Тематическая узость, ограниченность — одна из отличительных черт поэзии Сологуба. Блок писал В. Брюсову 25 апреля 1906 года: «Мне нравятся некоторые стихи Сологуба, хотя и не новые для него. Но ведь он принадлежит к нестареющим в повторениях самого себя». Повторяются не только главные, основные темы, но и второстепенные, а также отдельные слова, словосочетания, эпитеты, образы. Среди материалов Сологуба есть запись: «Метод — бесконечное варьирование тем и мотивов».
Интенсивный характер сологубовского творчества, ограниченность тем создают впечатление особой цельности, усиливающееся устойчивыми образами-символами, которые проходят через поэзию Сологуба, перестраивают текст стихотворений в определенном ключе («смысловая инструментовка»40) и определяют их восприятие в контексте лирики Сологуба в целом. Источником этих образов являются прежде всего создаваемые Сологубом поэтические мифы, в сюжете которых он пытается дать осмысление миропорядка, жизни и судьбы человека.
Один из таких мифов Сологуба — миф о далекой земле Ойле. У молодого Сологуба тема «иной земли» появляется обычно как реакция героя-бедняка на окружающую его убогую действительность. «Голубая страна», «светлый край» — его мечта, их «приблизит только чудо иль вещий сон».
В цикле «Звезда Маир» (1898) создается миф о далекой и прекрасной земле Ойле, куда человек попадает после смерти. Там «вечный мир блаженства и покоя, Вечный мир свершившейся мечты». «Ойле» — это «блаженный край вечной красоты», только в стихотворении «Блаженный лик Маира...» просвечивают черты социальной утопии. Исходная социально-психологическая ситуация в цикле оказывается вытесненной мифом, она остается за текстом. Любопытно, что почти одновременно с этим циклом пишутся полные безвыходного отчаяния стихотворения «Дни за днями...», «Вереницы мечтаний порочных...».
Как уход от невыносимости земного существования возникает у Сологуба и тема смерти — «После жизни недужной и тщетной...», «О владычица Смерть, я роптал на тебя...» и другие. Встает извечный гамлетовский вопрос: «быть или не быть», и тема смерти-выхода оборачивается невероятным страхом смерти, ужасом индивидуальной гибели. «Страх» — первоначальное название стихотворения «Полуночною порою...». Этот же страх, страх перед «ничто», тревога физически ощутимо передается в стихотворении «Не стоит ли кто за углом...».
Психологическое раскрытие темы подготавливает ее философскую трактовку — страх смерти преодолевается презрением к жизни, появляется культ смерти («О смерть! Я твой...»), проповедь смерти («Пойми, что гибель неизбежна...»), за которыми все же стоит подлинное отчаяние. Опираясь на Шопенгауэра, Сологуб создает миф о смерти — избавительнице и утешительнице, смерти — невесте, подруге, неведомой деве.

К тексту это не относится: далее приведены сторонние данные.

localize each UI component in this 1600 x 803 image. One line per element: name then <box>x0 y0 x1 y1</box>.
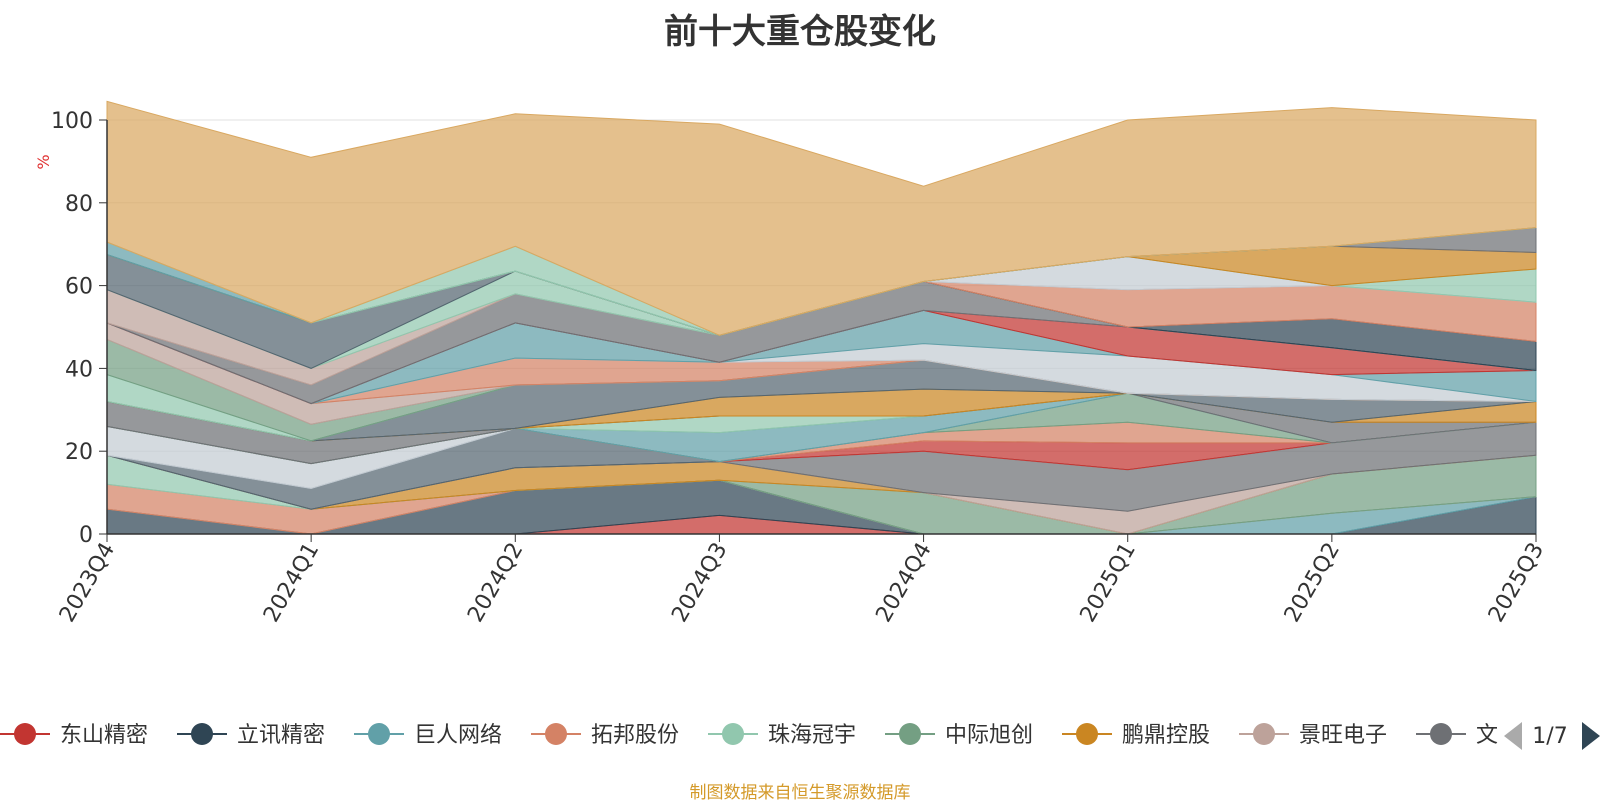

Центральный миф поэзии Сологуба, миф о солнце — драконе, змие, источнике и создателе жизни на земле — поэтическое выражение шопенгауэровской концепции о мире как злой воле. Но, претендующий на широкий охват — охват всего мироздания, — миф этот часто оставался искусственной конструкцией, аллегория и безжизненная риторика подменяли подлинность переживания.
Однако в начале 900-х годов, в годы подъема освободительного движения в стране, миф о змие, драконе у Сологуба приобретает богоборческий характер и наполняется личным эмоциональным содержанием. Всемогущий бог, творец этого злого мира, и есть злое начало — «Змий, царящий над вселенной». Богоборчество — преобладающая тема в стихах Сологуба начала 90-х годов — впитывает в себя весь пафос неприятия действительности, всю силу протеста против нее.
Где он, благой бог, создавший такую жизнь? «Молчание — ответ взывающим...».
Если все предопределено высшей волею — «всему начертаны пути», то моленья безнадежны («Объята мглою вечных теней...»), а попытки что-то изменить бессмысленны («Не я воздвиг ограду, не мне ее разбить...»).
Он восстает во имя иллюзорной «абсолютной свободы личности». Так в его поэзии возникает идея солипсизма. Восставая против бога и отвергая его, Сологуб остается в сфере религиозного сознания, он ставит личность «в центре мирового процесса», богом становится человек — «Я».